Итак, теперь схема развития русской словесности XVIII века, предлагаемая Гуковским, делается совсем прозрачной: литературный процесс XVIII столетия составляют два борющиеся литературные направления, различные по своим поэтическим, эстетическим и прочим установкам, — “школа Сумарокова”, требующая простоты и ясности в противовес “пышности” ломоносовского стиля. Но и внутри “сумароковской школы” идет “оживленная поэтическая работа”. Позволим себе привести анекдот, записанный Пушкиным, который занятно иллюстрирует предложенную Гуковским концепцию:
“Сумароков очень уважал Баркова как ученого и острого критика и всегда требовал его мнения касательно своих сочинений.
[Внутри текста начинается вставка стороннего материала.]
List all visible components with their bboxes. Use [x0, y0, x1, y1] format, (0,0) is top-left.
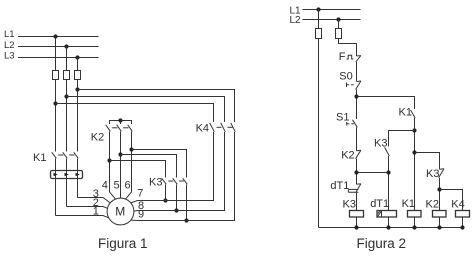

Барков... пришел однажды к Сумарокову.
— Сумароков великий человек! Сумароков первый русский стихотворец! — сказал он ему.
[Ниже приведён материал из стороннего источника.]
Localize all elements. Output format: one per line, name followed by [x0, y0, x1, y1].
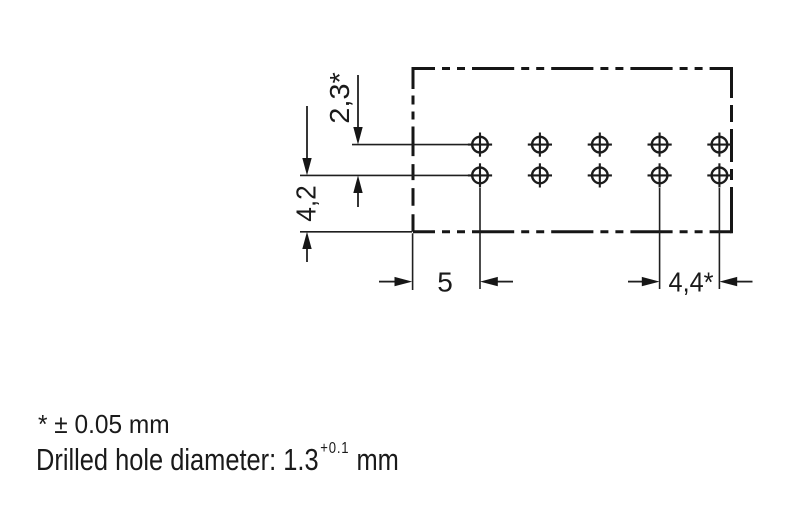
svg-text:2,3*: 2,3* — [324, 72, 355, 124]
housing outline right edge (phantom line) — [730, 67, 733, 233]
extension line column 1 — [479, 188, 481, 289]
drilled hole row2 col4 — [648, 163, 672, 187]
drilled hole row1 col5 — [707, 133, 731, 157]
drilled hole row2 col3 — [588, 163, 612, 187]
extension line column 5 — [718, 188, 720, 289]
dimension 5 right arrow — [480, 277, 513, 286]
drilled hole row1 col4 — [648, 133, 672, 157]
drilled hole row2 col5 — [707, 163, 731, 187]
drilled hole row1 col3 — [588, 133, 612, 157]
svg-text:5: 5 — [437, 266, 453, 297]
extension line row 1 — [352, 144, 470, 146]
dimension 2,3 lower arrow — [353, 175, 362, 207]
dimension 2,3 upper arrow — [353, 75, 362, 145]
extension line housing left corner — [412, 233, 414, 290]
extension line row 2 — [300, 174, 470, 176]
dimension 4,4 left arrow — [628, 277, 660, 286]
housing outline bottom edge (phantom line) — [413, 230, 732, 233]
housing outline top edge (phantom line) — [413, 67, 732, 70]
housing outline left edge (phantom line) — [412, 67, 415, 233]
extension line bottom edge — [300, 231, 412, 233]
dimension 4,2 upper arrow — [302, 106, 311, 175]
tolerance note line 2 — [36, 442, 399, 478]
tolerance note line 1 — [38, 409, 170, 440]
drilled hole row2 col2 — [528, 163, 552, 187]
svg-text:4,4*: 4,4* — [669, 266, 714, 297]
drilled hole row2 col1 — [468, 163, 492, 187]
drilled hole row1 col2 — [528, 133, 552, 157]
drilled hole row1 col1 — [468, 133, 492, 157]
extension line column 4 — [659, 188, 661, 289]
svg-text:4,2: 4,2 — [291, 185, 322, 222]
dimension 4,4 right arrow — [719, 277, 752, 286]
dimension 4,2 lower arrow — [302, 232, 311, 262]
dimension 5 left arrow — [379, 277, 412, 286]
Обрадованный Сумароков велел тотчас подать ему водки, а Баркову только того и хотелось. Он напился пьян. Выходя, сказал он ему:
— Александр Петрович, я тебе солгал: первый-то русский стихотворец — я, второй — Ломоносов, а ты только что третий.
Сумароков чуть его не зарезал”.
Сумароков Баркова так и не зарезал, однако борьба за звание первого стихотворца, пусть не всегда в подобной форме, велась на протяжении всей второй половины XVIII столетия. Описанию этой борьбы и раскрытию вышеизложенной концепции, ее детализации посвящены остальные очерки и статьи Гуковского, собранные в книге.
Следующие четыре главы книги “Русская поэзия XVIII века” по характеру материала можно объединить в пары. Так, очерк “Элегия в XVIII веке” и “Об анакреонтической оде” посвящены соответственно развитию двух жанров русской поэзии. Гуковский прослеживает историю жанра элегии от Тредиаковского (“О, кто щастливый еще не бывал в разлуке!”) до кризиса “елегии 60-х годов”, приведшего в дальнейшем к ее гибели. И тогда появляются пародии: “Что ж делать мне теперь, терзаться и стенать, / Грустить, печалиться и млеть и тлеть, вздыхать, / Леденеть, каменеть, скорбеть и унывать, / И рваться, мучиться, жалеть и тосковать, / Рыдать и слезы лить, плачевный глас пускать / И воздух жалостью моею наполнять”.